In extreme metal circles these days, when one thinks of Iceland one thinks of black metal. Draugsól was one of many Icelandic black metal bands who proved their worth, with a fine 2017 debut album named Volaða land (we learned more about the band and that album in a 2017 NCS interview of guitarist M.K. and vocalist A.J.). Now, two of Draugsól’s three members (guitarist/bassist/vocalist Maximilian Klimkoare and drummer Kjartan Harðarson) are forging ahead under a new name — Kaleikr — and their new album Heart of Lead will be released on February 15th by Debemur Morti Productions.

 

 

The album is described as “a journey from sadness through despair to total mental collapse”. The song below, “The Descent“, is one of three tracks on the new album that includes a guest performance by Árni Bergur Zoëga on viola, and it appears second in the running order, following the opener “Beheld At Sunrise”.

There is a gleaming and glorious quality to the music at first, and then it becomes ferocious, harrowing, steeped in ominous gloom, and spiraling toward bombastic delirium. While black metal is one ingredient in the music, it’s not the only one; the band draw upon death and progressive metal as well, weaving an intricate tapestry of sound that proves to be explosive, luminous, head-spinning, and hallucinatory. This presents the early earmarks of an album that’s going to be worth close attention in the new year.

Heart of Lead was mixed and mastered by Stephen Lockhart at Studio Emissary. The vibrant cover art was created by Metastazis.

PRE-ORDER:
http://bit.ly/kaleikr
https://kaleikr.bandcamp.com/album/heart-of-lead

FACEBOOK:
https://www.facebook.com/kaleikr/

 

 

 

 

 

 

 

 

0N0

I first encountered the Slovakian band 0N0 in the middle of 2016 when exploring their second album Reconstruction and Synthesis for an episode of the now-defunct MISCELLANY series at our site. Then, I used such words as “hallucinatory”, “spellbinding”, “heavy”, and “disturbing” to describe their remarkable amalgam of atmospheric/industrial/death/doom.

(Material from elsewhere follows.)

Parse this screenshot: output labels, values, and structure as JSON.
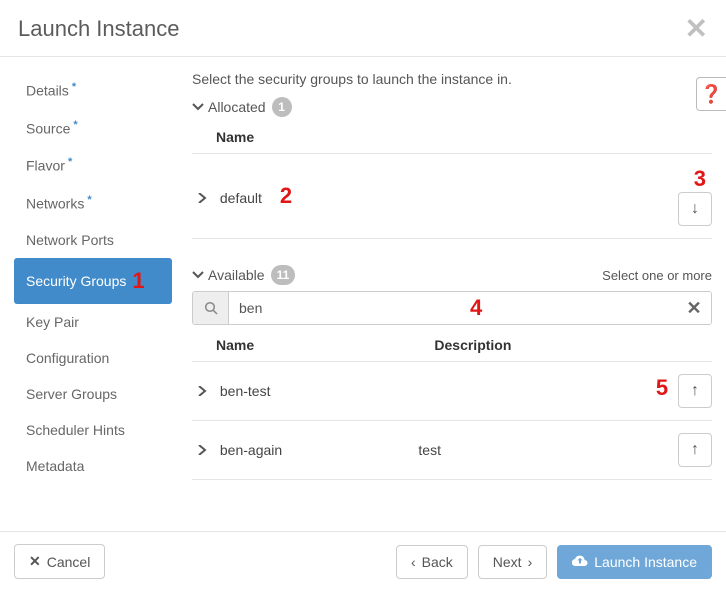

0N0 have now completed work on a two-track EP named Cloaked Climax Concealed which will be released on March 3 of next year by Transcending Obscurity Records. “The Crown Unknown” is one of those two new tracks.

The adjectives I quoted concerning their last album hold true here as well. The music is eerie and chilling as well as tremendously heavy. Augmented by heartless, howling vocals, and tendrils of freakish melody, it will rake at your sanity with sharp claws, pull you ever deeper into a black abyss of agony and despair, and thunder against your spine. There is also something frighteningly majestic about the apocalyptic visions channeled by this track.

The eye-catching cover art for the EP was created by Viral Graphics.

(Thanks to Miloš for being the first person, but not the only one, to point me to this track.)

PRE-ORDER:
https://ono0110.bandcamp.com/

FACEBOOK:
https;//www.facebook.com/0n0band

 

 

 

 

 

 

 

 

VITRIOL

Vitriol’s Pain Will Define Their Death was one of the best and most explosive debut EPs delivered during 2017. In his vivid review for our site, TheMadIsraeli proclaimed that it was one of the best death metal EPs not just of last year but of the last five years, “three songs of absolutely pulverizing, rapidly seizing technical death metal” — “structured delirium, organized chaos, encapsulated insanity”. I became so addicted to a track from the EP named “Victim” (which was accompanied by a terrific music video) that I included it in my list of 2017’s Most Infectious Extreme Metal Songs.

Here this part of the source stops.